La storia degli orologi: dall’automatico al quarzo

 

Ogni orologio al polso racconta una storia di innovazione. La storia dell’orologeria moderna attraversa tre continenti: Svizzera, Stati Uniti e Giappone. Ogni paese ha contribuito con un’innovazione che ha cambiato il modo di misurare il tempo: l’automatico, l’elettrico e il quarzo.

1. L’orologio automatico: la rivoluzione svizzera

Nel 1931 Rolex lancia l’Oyster Perpetual, il primo orologio automatico prodotto su larga scala.

Grazie a un rotore interno che sfrutta il movimento del polso per ricaricare la molla, l’orologio non ha più bisogno di carica manuale quotidiana.
Questa innovazione stabilisce lo standard per tutti gli orologi automatici di alta qualità e segna l’inizio della moderna orologeria svizzera.

2. Il primo orologio elettrico: l’innovazione americana

Nel 1957 la Hamilton Watch Company introduce il Ventura, il primo orologio elettrico disponibile sul mercato, seguito dall'Accutron della Bulova.

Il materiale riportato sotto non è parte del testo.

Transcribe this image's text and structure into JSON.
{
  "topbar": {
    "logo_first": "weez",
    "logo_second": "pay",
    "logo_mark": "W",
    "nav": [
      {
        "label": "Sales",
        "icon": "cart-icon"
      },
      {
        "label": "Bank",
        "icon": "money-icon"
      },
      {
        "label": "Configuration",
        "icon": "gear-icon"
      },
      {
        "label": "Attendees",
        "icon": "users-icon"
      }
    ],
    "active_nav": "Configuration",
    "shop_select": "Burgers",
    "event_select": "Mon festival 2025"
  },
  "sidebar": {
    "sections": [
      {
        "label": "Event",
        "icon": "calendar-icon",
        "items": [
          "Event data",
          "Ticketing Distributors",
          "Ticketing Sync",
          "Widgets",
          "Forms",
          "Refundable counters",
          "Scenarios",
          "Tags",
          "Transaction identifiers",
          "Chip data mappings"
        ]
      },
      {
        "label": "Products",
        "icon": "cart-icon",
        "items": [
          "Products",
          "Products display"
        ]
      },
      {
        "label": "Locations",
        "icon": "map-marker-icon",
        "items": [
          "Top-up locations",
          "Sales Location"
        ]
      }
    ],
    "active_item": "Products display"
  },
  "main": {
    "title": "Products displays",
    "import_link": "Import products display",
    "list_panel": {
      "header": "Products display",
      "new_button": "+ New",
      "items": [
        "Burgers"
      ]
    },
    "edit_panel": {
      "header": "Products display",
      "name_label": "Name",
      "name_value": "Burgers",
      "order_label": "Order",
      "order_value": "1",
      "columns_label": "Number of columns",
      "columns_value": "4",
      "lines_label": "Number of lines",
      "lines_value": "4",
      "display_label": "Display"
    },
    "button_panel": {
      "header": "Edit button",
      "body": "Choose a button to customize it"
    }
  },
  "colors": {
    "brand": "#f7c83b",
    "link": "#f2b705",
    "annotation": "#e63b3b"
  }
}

Movimenti concettualmente simili, alimentati da batteria.
È il primo passo verso orologi più precisi e meno dipendenti dalla sola meccanica.

3. La rivoluzione del quarzo: l’impatto giapponese

Nel 1969 il Giappone cambia le regole con Seiko  e il suo Astron, il primo orologio al quarzo venduto al pubblico.

Al posto del bilanciere e della spirale, il tempo viene regolato da un cristallo di quarzo alimentato a batteria, garantendo una precisione senza precedenti.
Questa innovazione segna l’inizio della “crisi del quarzo” in Svizzera e ridefinisce il mercato globale.

4. Conclusione

Dal primo automatico al quarzo, passando per il movimento elettrico, la storia dell’orologeria è una corsa continua all’innovazione.
Oggi scegliere un orologio significa indossare un simbolo di ingegno, tecnologia e design che attraversa continenti e generazioni.